Mario Ilievski

Personal information
- Date of birth: 24 April 2002 (age 24)
- Place of birth: Skopje, Macedonia
- Height: 1.84 m (6 ft 0 in)
- Position: Forward

Team information
- Current team: Prishtina
- Number: 14

Youth career
- 2014–2018: Vardar

Senior career*
- Years: Team / Apps / (Gls)
- 2018–2019: Vardar Negotino
- 2019–2022: Septemvri Sofia / 64 / (27)
- 2019–2020: → Tikvesh (loan) / 7 / (2)
- 2022–2024: Kisvárda / 63 / (8)
- 2024–2025: CSKA 1948 / 29 / (5)
- 2025–: Prishtina / 27 / (13)

International career^{‡}
- 2018: Macedonia U17 / 3 / (0)
- 2019: Macedonia U18 / 6 / (2)
- 2019–2020: Macedonia U19 / 4 / (1)
- 2020: Macedonia U20 / 1 / (1)
- 2020–2024: North Macedonia U21 / 33 / (7)
- 2024–: North Macedonia / 1 / (0)

= Mario Ilievski =

Macedonian footballer (born 2002)

Mario Ilievski (Марио Илиевски; born 24 February 2002) is a Macedonian professional football player who plays as a striker for Football Superleague of Kosovo club Prishtina and the North Macedonia national team.

==Club career==
On 6 July 2022, Ilievski signed for NB I club Kisvárda in Hungary. The same year on 31 July, he made his league debut in a 2–2 draw against Debrecen. Following a mutual agreement with his football agent, Ilievski terminated his contract with the club on 26 June 2024.

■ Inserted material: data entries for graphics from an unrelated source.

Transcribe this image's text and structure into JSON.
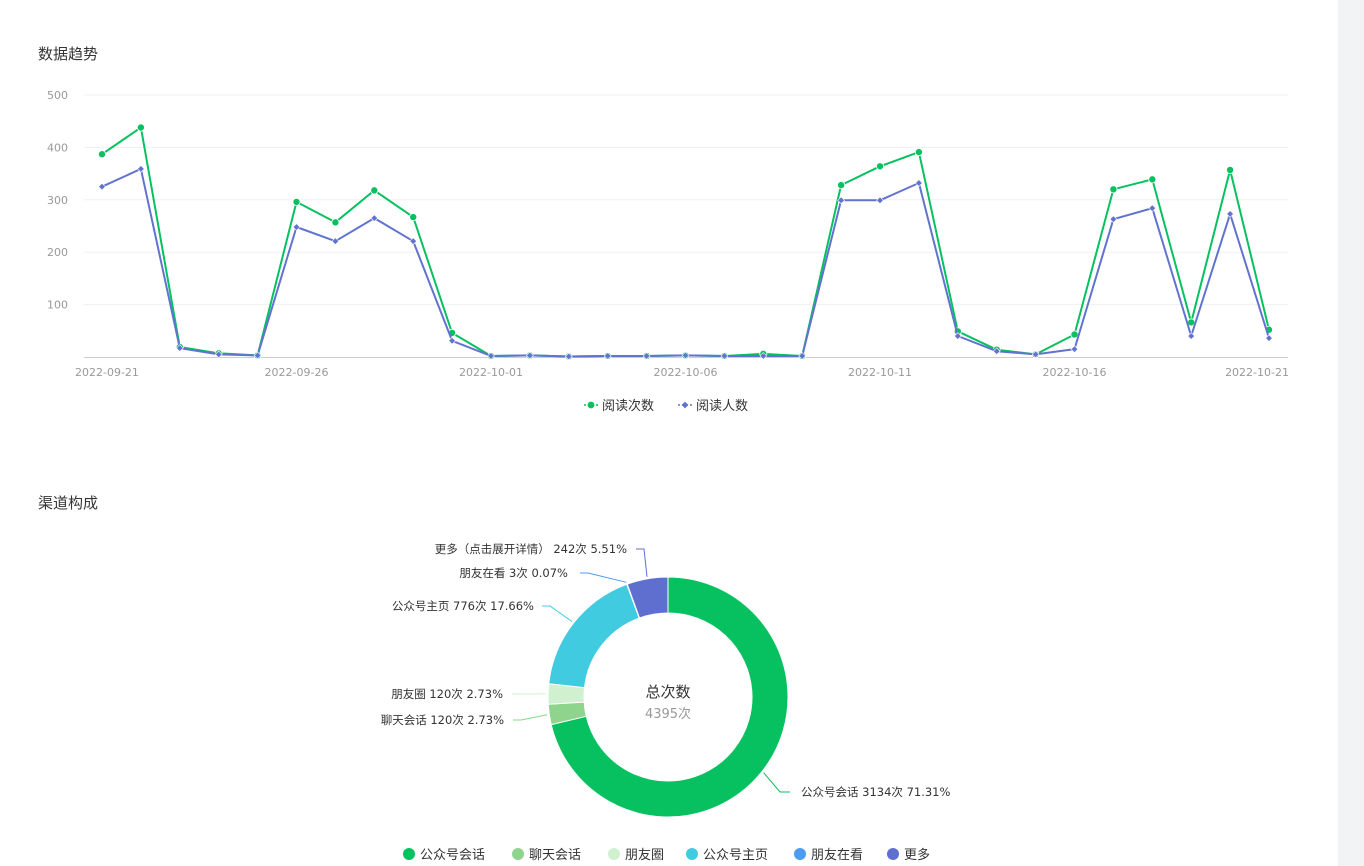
{
  "sections": {
    "trend_title": "数据趋势",
    "channel_title": "渠道构成"
  },
  "colors": {
    "series_reads": "#07c160",
    "series_users": "#6173cf"
  },
  "chart_data": [
    {
      "type": "line",
      "title": "",
      "x": [
        "2022-09-21",
        "2022-09-22",
        "2022-09-23",
        "2022-09-24",
        "2022-09-25",
        "2022-09-26",
        "2022-09-27",
        "2022-09-28",
        "2022-09-29",
        "2022-09-30",
        "2022-10-01",
        "2022-10-02",
        "2022-10-03",
        "2022-10-04",
        "2022-10-05",
        "2022-10-06",
        "2022-10-07",
        "2022-10-08",
        "2022-10-09",
        "2022-10-10",
        "2022-10-11",
        "2022-10-12",
        "2022-10-13",
        "2022-10-14",
        "2022-10-15",
        "2022-10-16",
        "2022-10-17",
        "2022-10-18",
        "2022-10-19",
        "2022-10-20",
        "2022-10-21"
      ],
      "x_tick_labels": [
        "2022-09-21",
        "2022-09-26",
        "2022-10-01",
        "2022-10-06",
        "2022-10-11",
        "2022-10-16",
        "2022-10-21"
      ],
      "y_tick_labels": [
        "100",
        "200",
        "300",
        "400",
        "500"
      ],
      "ylim": [
        0,
        500
      ],
      "grid": true,
      "legend_position": "bottom",
      "series": [
        {
          "name": "阅读次数",
          "color": "#07c160",
          "marker": "circle",
          "values": [
            387,
            438,
            19,
            7,
            3,
            296,
            257,
            318,
            267,
            46,
            2,
            3,
            1,
            2,
            2,
            3,
            2,
            6,
            2,
            328,
            364,
            391,
            49,
            14,
            5,
            43,
            320,
            339,
            66,
            357,
            52
          ]
        },
        {
          "name": "阅读人数",
          "color": "#6173cf",
          "marker": "diamond",
          "values": [
            325,
            359,
            17,
            5,
            3,
            248,
            221,
            265,
            221,
            31,
            2,
            3,
            1,
            2,
            2,
            3,
            2,
            2,
            2,
            299,
            299,
            332,
            40,
            11,
            5,
            15,
            263,
            284,
            40,
            273,
            36
          ]
        }
      ]
    },
    {
      "type": "pie",
      "title": "",
      "center_title": "总次数",
      "center_value": "4395次",
      "legend_position": "bottom",
      "slices": [
        {
          "name": "公众号会话",
          "value": 3134,
          "percent": "71.31%",
          "label": "公众号会话 3134次 71.31%",
          "color": "#07c160"
        },
        {
          "name": "聊天会话",
          "value": 120,
          "percent": "2.73%",
          "label": "聊天会话 120次 2.73%",
          "color": "#8fd48c"
        },
        {
          "name": "朋友圈",
          "value": 120,
          "percent": "2.73%",
          "label": "朋友圈 120次 2.73%",
          "color": "#d0f0d0"
        },
        {
          "name": "公众号主页",
          "value": 776,
          "percent": "17.66%",
          "label": "公众号主页 776次 17.66%",
          "color": "#40cbe0"
        },
        {
          "name": "朋友在看",
          "value": 3,
          "percent": "0.07%",
          "label": "朋友在看 3次 0.07%",
          "color": "#4c9cf0"
        },
        {
          "name": "更多",
          "value": 242,
          "percent": "5.51%",
          "label": "更多（点击展开详情） 242次 5.51%",
          "color": "#5e6fd0"
        }
      ]
    }
  ]
}
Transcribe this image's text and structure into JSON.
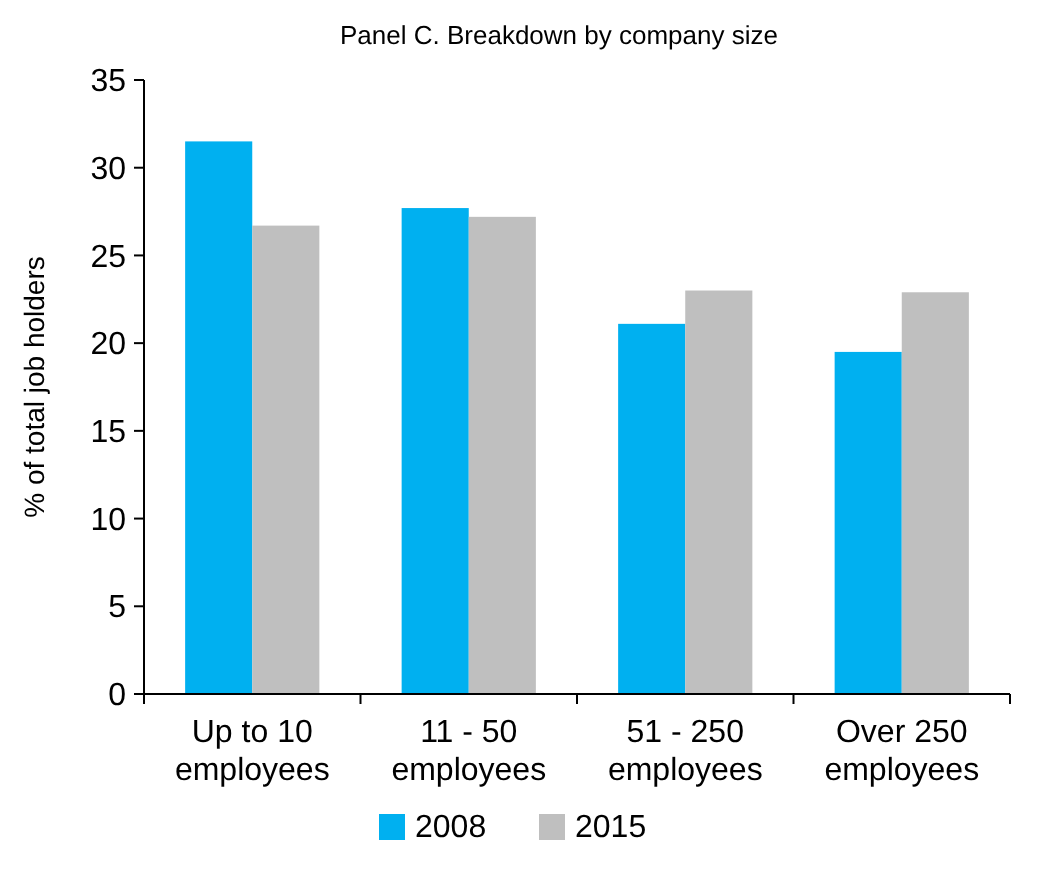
{
  "chart_data": {
    "type": "bar",
    "title": "Panel C. Breakdown by company size",
    "ylabel": "% of total job holders",
    "categories": [
      "Up to 10 employees",
      "11 - 50 employees",
      "51 - 250 employees",
      "Over 250 employees"
    ],
    "series": [
      {
        "name": "2008",
        "color": "#00b0f0",
        "values": [
          31.5,
          27.7,
          21.1,
          19.5
        ]
      },
      {
        "name": "2015",
        "color": "#bfbfbf",
        "values": [
          26.7,
          27.2,
          23.0,
          22.9
        ]
      }
    ],
    "ylim": [
      0,
      35
    ],
    "yticks": [
      0,
      5,
      10,
      15,
      20,
      25,
      30,
      35
    ],
    "grid": false,
    "legend": "bottom"
  }
}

On 28 June 2024, Ilievski signed a contract for Bulgarian club CSKA 1948. One month later, on 28 July, he scored his first goal in a 1–1 league draw against Spartak Varna.

==International career==
Ilievski has been a regular member of U-21 national team, where he also served as captain in a few matches.

On 7 September 2024, Ilievski debuted for the North Macedonia senior squad in a 1–1 Nations League draw against the Faroe Islands at Tórsvøllur, replacing Darko Churlinov in the 77th minute.